3.11.17

O czar da indiferença

Spoon, “Can I Sit Next to You, “live on KEXP), in https://www.youtube.com/watch?v=3I5TPUBqx14    
Talvez a apatia fosse disfarce. Ou então, refúgio contra as importunações exteriores que chegavam em forma de torrencial enxada que seccionava a jugular dos sentidos.
Diziam que não se importava com absolutamente nada. Era indiferente às coisas atiradas com tinta garrida para o calendário, às coisas comezinhas, ao arraial soturno que transtornava os seus semelhantes, às mortes que convocavam exéquias, à celebração da vida, aos contratempos em forma de lamento, às iniquidades que incomodavam as boas consciências. Hibernado em parte incerta, apenas o corpo autómato divergindo, como se cumprisse os mínimos de uma existência não fadada para os preceitos da convivência. Não se importava com juízos. Do hermético arquipélago onde se encontrava, nada do que fosse visitação do seu exterior era estimado na aritmética dos sentidos.
A impassibilidade era contestada, contudo. Por mais que se oferecesse em interior exílio, nas parangonas de uma solidão incompreendida, não era uma ilhota desligada do demais. Mesmo que não quisesse, ou que não fosse do seu reconhecimento, estava metido na densa teia das relações sociais. Por mais asceta que se oferecesse, talvez apenas como remédio ostensivo contra as diatribes que julgava serem conspiração do mundo. Fosse como fosse, havia os outros. Não sufragar o seu reconhecimento era a negação de si mesmo.

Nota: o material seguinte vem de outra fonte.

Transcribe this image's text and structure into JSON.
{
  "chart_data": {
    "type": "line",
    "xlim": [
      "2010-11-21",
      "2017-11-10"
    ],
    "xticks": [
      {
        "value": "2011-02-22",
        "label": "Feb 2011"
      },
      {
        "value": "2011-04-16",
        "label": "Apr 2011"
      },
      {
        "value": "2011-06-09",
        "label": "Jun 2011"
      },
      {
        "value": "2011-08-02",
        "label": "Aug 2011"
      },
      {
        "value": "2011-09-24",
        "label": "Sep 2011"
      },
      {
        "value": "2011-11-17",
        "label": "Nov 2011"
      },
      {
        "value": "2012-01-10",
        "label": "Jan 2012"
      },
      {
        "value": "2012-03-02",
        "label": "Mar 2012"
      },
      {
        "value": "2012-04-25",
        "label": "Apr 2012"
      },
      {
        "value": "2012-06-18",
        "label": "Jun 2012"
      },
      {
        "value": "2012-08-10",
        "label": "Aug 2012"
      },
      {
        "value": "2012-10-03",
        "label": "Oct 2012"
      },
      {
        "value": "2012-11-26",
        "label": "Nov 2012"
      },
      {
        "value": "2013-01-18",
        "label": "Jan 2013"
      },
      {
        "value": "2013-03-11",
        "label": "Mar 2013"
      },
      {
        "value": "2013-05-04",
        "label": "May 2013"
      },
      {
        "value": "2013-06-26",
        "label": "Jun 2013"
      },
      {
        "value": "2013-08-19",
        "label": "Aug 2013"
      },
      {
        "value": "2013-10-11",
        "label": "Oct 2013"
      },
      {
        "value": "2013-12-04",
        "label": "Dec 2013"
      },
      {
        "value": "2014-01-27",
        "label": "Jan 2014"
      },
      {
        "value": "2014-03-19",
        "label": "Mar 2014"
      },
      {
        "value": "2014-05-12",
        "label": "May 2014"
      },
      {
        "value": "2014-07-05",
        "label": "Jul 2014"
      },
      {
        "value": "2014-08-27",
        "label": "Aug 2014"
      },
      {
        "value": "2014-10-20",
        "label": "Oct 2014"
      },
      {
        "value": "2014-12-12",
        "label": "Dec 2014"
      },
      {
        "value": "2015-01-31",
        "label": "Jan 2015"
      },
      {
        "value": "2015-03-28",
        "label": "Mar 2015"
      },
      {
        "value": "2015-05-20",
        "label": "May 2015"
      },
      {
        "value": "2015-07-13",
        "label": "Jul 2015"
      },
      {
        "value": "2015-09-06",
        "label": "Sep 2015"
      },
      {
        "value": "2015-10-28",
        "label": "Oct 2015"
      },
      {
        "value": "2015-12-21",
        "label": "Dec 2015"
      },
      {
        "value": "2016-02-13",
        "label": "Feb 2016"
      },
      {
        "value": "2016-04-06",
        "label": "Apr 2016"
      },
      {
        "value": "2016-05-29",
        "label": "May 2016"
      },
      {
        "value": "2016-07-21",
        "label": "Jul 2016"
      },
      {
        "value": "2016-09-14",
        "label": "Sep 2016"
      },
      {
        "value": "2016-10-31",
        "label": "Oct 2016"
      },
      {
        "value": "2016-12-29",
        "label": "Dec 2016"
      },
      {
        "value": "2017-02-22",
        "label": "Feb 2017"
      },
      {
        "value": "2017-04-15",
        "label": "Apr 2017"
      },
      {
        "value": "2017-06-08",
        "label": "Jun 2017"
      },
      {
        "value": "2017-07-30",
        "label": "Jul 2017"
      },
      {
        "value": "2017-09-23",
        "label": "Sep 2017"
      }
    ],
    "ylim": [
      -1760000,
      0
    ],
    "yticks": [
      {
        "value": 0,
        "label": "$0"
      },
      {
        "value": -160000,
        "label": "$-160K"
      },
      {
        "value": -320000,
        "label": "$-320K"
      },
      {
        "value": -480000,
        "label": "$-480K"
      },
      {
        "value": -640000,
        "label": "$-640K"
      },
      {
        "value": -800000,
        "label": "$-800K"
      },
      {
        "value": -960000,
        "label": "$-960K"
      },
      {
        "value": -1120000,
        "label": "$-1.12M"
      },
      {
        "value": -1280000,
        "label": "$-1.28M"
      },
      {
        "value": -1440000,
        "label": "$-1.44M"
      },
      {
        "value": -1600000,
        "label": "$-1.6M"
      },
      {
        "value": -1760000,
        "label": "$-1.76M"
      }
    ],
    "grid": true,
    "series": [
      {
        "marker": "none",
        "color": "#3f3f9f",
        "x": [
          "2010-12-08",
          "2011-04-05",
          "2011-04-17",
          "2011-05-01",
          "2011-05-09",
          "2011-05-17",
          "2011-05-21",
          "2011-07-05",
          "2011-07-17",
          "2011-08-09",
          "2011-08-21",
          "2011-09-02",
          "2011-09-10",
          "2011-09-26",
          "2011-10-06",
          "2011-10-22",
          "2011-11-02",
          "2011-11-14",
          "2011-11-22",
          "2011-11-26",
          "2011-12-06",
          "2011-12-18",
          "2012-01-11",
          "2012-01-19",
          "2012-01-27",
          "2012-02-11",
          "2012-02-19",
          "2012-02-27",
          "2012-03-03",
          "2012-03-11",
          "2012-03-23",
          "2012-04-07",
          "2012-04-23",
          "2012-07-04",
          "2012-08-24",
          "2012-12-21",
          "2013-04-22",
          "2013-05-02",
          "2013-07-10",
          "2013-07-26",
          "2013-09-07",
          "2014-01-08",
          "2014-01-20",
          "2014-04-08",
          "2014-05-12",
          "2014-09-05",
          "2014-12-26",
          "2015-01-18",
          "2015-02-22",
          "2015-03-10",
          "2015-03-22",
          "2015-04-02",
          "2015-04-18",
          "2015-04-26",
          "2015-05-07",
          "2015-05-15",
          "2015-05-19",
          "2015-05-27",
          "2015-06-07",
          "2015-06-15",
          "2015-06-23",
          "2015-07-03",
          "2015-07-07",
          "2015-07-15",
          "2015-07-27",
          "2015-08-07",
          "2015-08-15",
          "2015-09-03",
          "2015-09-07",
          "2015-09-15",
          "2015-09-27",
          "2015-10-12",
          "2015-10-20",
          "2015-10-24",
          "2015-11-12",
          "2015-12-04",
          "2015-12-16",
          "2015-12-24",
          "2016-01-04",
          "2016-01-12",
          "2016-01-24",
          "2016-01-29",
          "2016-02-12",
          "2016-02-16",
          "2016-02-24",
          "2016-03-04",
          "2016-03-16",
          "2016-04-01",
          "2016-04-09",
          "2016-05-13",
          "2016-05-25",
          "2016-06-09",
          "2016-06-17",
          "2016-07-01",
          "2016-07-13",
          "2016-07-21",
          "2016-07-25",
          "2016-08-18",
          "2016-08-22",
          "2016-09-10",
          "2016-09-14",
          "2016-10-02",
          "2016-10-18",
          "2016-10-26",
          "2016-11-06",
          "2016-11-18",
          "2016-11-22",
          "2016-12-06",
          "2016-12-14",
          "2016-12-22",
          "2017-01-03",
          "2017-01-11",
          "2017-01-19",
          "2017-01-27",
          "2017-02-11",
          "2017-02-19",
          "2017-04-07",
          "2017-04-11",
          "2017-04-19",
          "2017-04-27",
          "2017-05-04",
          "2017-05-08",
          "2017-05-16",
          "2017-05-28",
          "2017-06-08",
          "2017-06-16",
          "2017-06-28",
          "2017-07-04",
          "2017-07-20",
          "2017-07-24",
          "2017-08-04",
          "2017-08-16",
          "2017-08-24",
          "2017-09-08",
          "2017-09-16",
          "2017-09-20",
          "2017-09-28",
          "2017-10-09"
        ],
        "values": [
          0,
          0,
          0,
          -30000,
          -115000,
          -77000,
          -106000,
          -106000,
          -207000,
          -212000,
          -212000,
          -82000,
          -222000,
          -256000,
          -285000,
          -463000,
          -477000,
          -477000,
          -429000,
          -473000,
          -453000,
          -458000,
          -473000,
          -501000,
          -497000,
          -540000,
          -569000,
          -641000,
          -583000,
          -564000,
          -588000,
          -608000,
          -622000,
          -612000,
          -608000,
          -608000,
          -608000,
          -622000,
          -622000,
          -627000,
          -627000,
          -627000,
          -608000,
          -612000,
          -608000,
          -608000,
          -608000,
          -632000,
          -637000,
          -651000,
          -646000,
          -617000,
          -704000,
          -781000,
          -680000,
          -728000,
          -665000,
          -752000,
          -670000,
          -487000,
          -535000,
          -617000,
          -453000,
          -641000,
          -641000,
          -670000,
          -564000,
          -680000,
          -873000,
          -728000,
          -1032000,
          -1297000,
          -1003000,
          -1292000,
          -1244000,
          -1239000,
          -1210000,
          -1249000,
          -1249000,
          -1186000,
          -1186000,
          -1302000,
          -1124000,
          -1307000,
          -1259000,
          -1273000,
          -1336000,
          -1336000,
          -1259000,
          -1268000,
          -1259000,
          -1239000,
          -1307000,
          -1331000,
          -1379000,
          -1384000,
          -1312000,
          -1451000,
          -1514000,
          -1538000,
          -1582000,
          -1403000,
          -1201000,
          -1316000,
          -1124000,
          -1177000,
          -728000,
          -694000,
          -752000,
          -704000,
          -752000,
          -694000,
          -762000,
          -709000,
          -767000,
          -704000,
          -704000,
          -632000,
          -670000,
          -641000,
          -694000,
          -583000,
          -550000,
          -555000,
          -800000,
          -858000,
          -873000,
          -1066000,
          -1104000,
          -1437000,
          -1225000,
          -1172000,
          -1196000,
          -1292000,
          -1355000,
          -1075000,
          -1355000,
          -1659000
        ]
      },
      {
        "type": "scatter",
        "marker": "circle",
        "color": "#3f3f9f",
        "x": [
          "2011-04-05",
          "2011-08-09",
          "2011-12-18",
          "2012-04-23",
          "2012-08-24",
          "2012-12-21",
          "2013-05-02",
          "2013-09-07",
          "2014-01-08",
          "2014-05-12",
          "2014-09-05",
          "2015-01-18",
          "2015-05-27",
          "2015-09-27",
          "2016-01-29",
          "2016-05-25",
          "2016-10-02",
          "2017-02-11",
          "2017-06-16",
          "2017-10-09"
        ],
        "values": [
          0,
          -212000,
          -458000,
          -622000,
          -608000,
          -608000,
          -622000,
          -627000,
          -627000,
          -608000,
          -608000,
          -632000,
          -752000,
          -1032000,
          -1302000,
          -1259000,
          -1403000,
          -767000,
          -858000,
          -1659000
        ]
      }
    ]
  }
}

Mas não dava causa à discussão, cada vez mais ensimesmado, cada vez mais acantonado num frugal exercício de existência confinado ao seu pequeno mundo, cada vez mais dissimulado.
Passavam-se dias a fio que não exercitava a fala. Era quando exagerava do exílio interior e ficava sitiado pelo silêncio. Apreciadas as tonalidades dos dias excruciantes, talvez fosse critério avisado, o silêncio. A par dos pesares mal medidos, recusando a intermediação das palavras impensadas, não era má medida, o silêncio. Julgavam que era indiferença. Nem sempre as meças sopesadas no compasso exterior servem para medir a estatura de alguém.
Afinal, não era indiferença. Ou era apenas indiferença como mediação de outro algo. Indiferença como disfarce necessário da rebelião interior – da rebelião imperativamente castrada, em nome de bens superiores.